Algorithm for constructing $$B$$: Look at each $$v_i$$ in $$S$$. If $$B \cup v_i$$ is linearly independent, then let $$B = B \cup v_i$$

This construction results in $$B$$ being a basis. First, by construction, $$B$$ is linearly independent, so all we have to show is that $$Span(B) = V$$. Since each $$v_i \in B, v_i \in V$$, $$Span(B) \subset V$$ since vector spaces are closed unear linear combination. If we can show that $$V \subset Span(B)$$ then we have $$V = Span(B)$$, since in general $$A \in B, B \in A \rightarrow{} A = B$$.

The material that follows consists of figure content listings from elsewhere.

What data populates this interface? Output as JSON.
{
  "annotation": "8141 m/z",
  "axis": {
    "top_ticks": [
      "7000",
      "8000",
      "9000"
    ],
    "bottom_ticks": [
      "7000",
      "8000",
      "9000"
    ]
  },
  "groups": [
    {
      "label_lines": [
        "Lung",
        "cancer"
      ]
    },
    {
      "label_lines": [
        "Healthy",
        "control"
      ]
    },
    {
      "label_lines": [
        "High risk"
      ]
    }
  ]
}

Since $$V = Span(S)$$ this is the same as showing that $$Span(S) \in Span(B)$$. This is the same as showing that $$S \in Span(B)$$ - this is because $$Span(B)$$ is a subspace, and subspaces are closed under linear combination, and $$Span(S)$$ is just taking linear combinations of vectors in $$S$$.

To show that $$S \in Span(B)$$, we can take any $$v_i \in S$$. There are two cases: $$v_i \in B$$ or not. If $$v_i \in B$$, then clearly $$v_i \in Span(B)$$, otherwise, $$v_i \notin B$$. By construction, this means that $$B \cup v_i$$ is linearly dependent, and by the previous theorem, this is only possible if $$v_i \in Span(B)$$, so either way, $$v_i \in Span(B)$$.

Since $$S \in Span(B)$$ we have $$Span(S) = V \in Span(B)$$ . Thus we have $$V = Span(B)$$ and $$B$$ is a basis.

Theorem: Let $$B = {v_1, … v_n} \in V$$. $$B$$ is a basis for $$V$$ iff each $$v \in V$$ can be written as a unique linear combination of elements in $$B$$.

Proof: Forward implication states that if $$B$$ is a basis then any $$v \in V$$ can be written as $$\lambda_1v_1 + .. \lambda_n v_n$$ for uniques scalars $$\lambda_i$$. This means that if $$v = \lambda_1v_1 + .. \lambda_n v_n$$ and $$v = \mu_1 v_1 + … \mu_n v_n$$ then $$\mu_i = \lambda_i \forall{} i$$. To show this, we can subtract the two equalities, and get that $$0 = \sum_i (\lambda_i - \mu_i)v_i$$, but since $$B$$ is linearly independent, since it is a basis, the only linear combination that gives $$0$$ is the trivial one, so we must have $$\lambda_i = \mu_i \forall{i}$$.

Backward implication: states that if any $$v \in V$$ can be written as unique combination of scalars $$\sum_i \lambda_iv_i$$, then $$B$$ is a basis. First, we note that $$B$$ clearly generates $$V$$. Next, since all $$v \in V$$ can be written as a unique linear combination, then this is also true for $$0$$. But a linear combination for $$0$$ is $$0 = \sum_i 0v_i$$, so there is no other linear combination giving $$0$$ besides the trivial one, implying that $$B$$ is also linearly independent, and therefore a basis.